PUBLIC UTILITIES - HAWAII

Matter of Hawai‘ian Electric Company, Inc.

Supreme Court of Hawai‘i - June 29, 2021 - P.3d - 2021 WL 2660470

Environmental organization sought review of Public Utilities Commission’s (PUC) decision to not re-open its order approving power purchase agreement (PPA) in which electric utility agreed to purchase wind energy generated on proposed wind farm.

The Supreme Court held that:

Supreme Court possessed jurisdiction, at a minimum, to rule on jurisdictional issue raised in environmental organization’s appeal of Public Utilities Commission’s (PUC) decision to not re-open its unappealed order approving power purchase agreement (PPA) between electric utility and wind energy generator following contested case proceeding in which organization was granted participant status, where objector asked Court to consider whether rule governing motions for relief from judgment or order provided authority to re-open PUC’s order due to substantially changed circumstances.

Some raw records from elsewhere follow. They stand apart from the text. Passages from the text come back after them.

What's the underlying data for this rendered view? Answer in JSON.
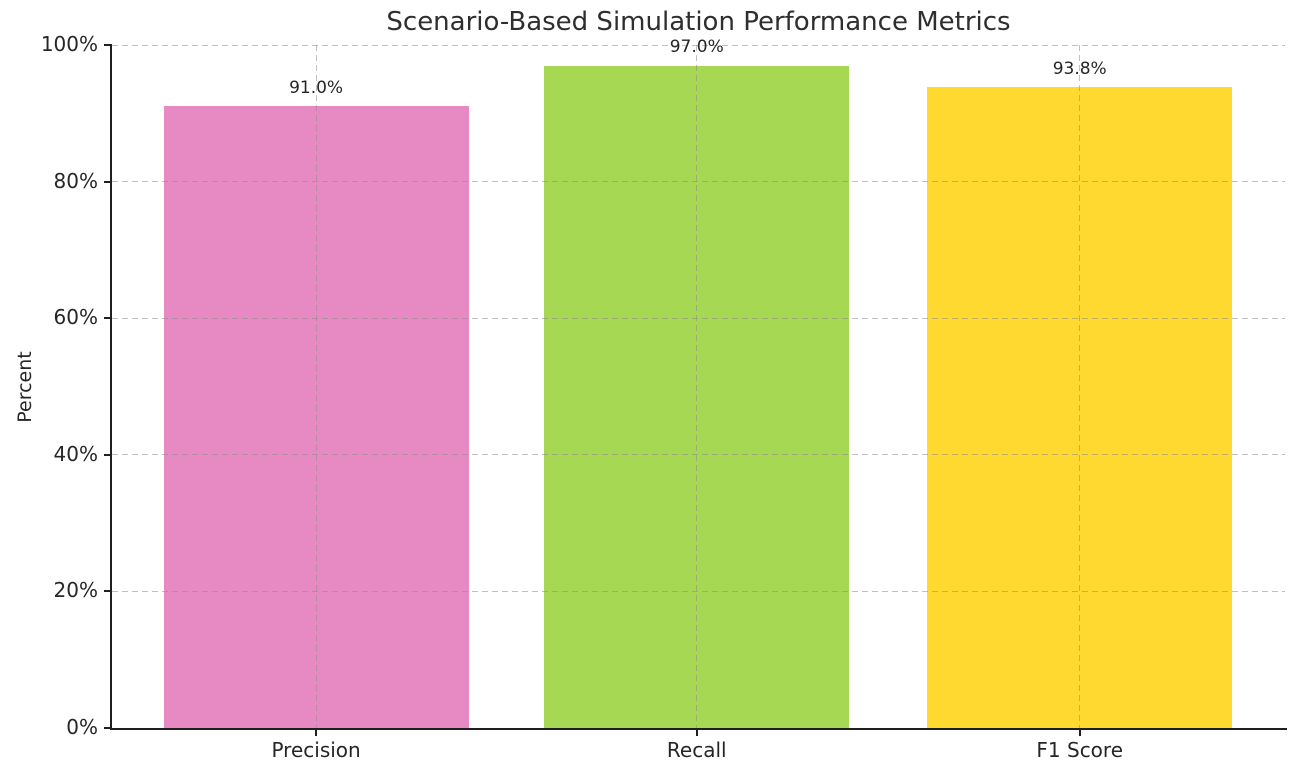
{
  "chart_data": {
    "type": "bar",
    "title": "Scenario-Based Simulation Performance Metrics",
    "xlabel": "",
    "ylabel": "Percent",
    "categories": [
      "Precision",
      "Recall",
      "F1 Score"
    ],
    "values": [
      91.0,
      97.0,
      93.8
    ],
    "value_labels": [
      "91.0%",
      "97.0%",
      "93.8%"
    ],
    "bar_colors": [
      "#e78ac3",
      "#a6d854",
      "#ffd92f"
    ],
    "ylim": [
      0,
      100
    ],
    "yticks": [
      0,
      20,
      40,
      60,
      80,
      100
    ],
    "ytick_labels": [
      "0%",
      "20%",
      "40%",
      "60%",
      "80%",
      "100%"
    ],
    "grid": "both-dashed",
    "legend": "none",
    "style": {
      "background": "#ffffff",
      "spine_color": "#1f1f1f",
      "text_color": "#262626",
      "grid_color": "#8c8c8c"
    }
  }
}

Environmental organization’s request, made via the relief from judgment rule, to re-open Public Utilities Commission’s (PUC) order approving power purchase agreement (PPA) between electric utility and wind energy generator following contested case proceeding in which organization was granted participant status was not an impermissible collateral attack on order, where motion was submitted in same proceeding that generated the order.

Environmental organization was a “person aggrieved” with standing to appeal Public Utilities Commission’s (PUC) decision to not re-open PUC’s unappealed order approving power purchase agreement (PPA) between electric utility and wind energy generator following contested case proceeding in which organization was granted participant status, where organization’s motion for relief from the order was brought within the same proceeding.

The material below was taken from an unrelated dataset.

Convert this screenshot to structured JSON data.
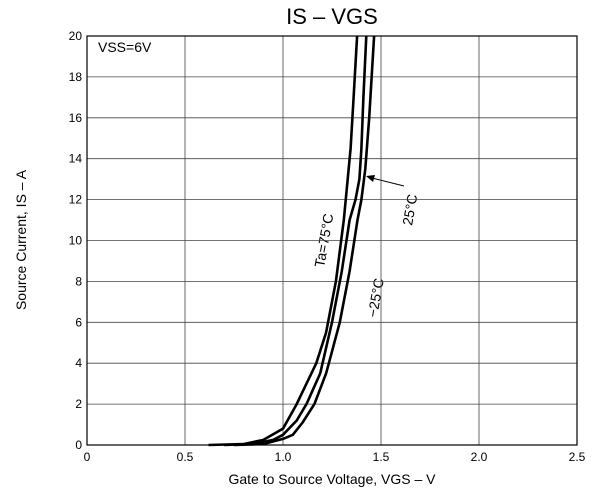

Public Utilities Commission (PUC) properly declined to use the relief from judgment rule, which was asserted by environmental organization that had participant status, as a basis to re-open PUC’s order approving power purchase agreement (PPA) between electric utility and wind energy generator in order to address impact of project on greenhouse gas (GHG) emissions, where absence of a GHG emissions analysis was readily apparent in order when it was filed, organization could have timely moved for rehearing or reconsideration of order, and organization also could have timely appealed order.

Any failure of electric utility or wind energy generator to timely obtain an incidental take license (ITL) over Hawai‘ian hoary bat did not void their power purchase agreement (PPA) and Public Utilities Commission’s (PUC) order approving PPA within meaning of the relief from judgment rule, and therefore PUC was not required to re-open its order, via that rule, pursuant to request of environmental organization that had participant status in contested case proceeding; the “voiding” of PPA and PUC’s order that organization sought to prove did not involve defects in jurisdiction or a due process violation.

Blog article from popular science magazine summarizing Department of Energy’s (DOE) report that wind energy prices nationwide had fallen did not provide extraordinary circumstances necessary to re-open Public Utilities Commission’s (PUC) order approving power purchase agreement (PPA) between electric utility and wind energy generator on the basis, under the relief from judgment rule, that it was no longer equitable for order approving higher wind energy prices to have prospective application, where Hawai‘i was excluded from DOE’s report due to unique issues facing wind development in state.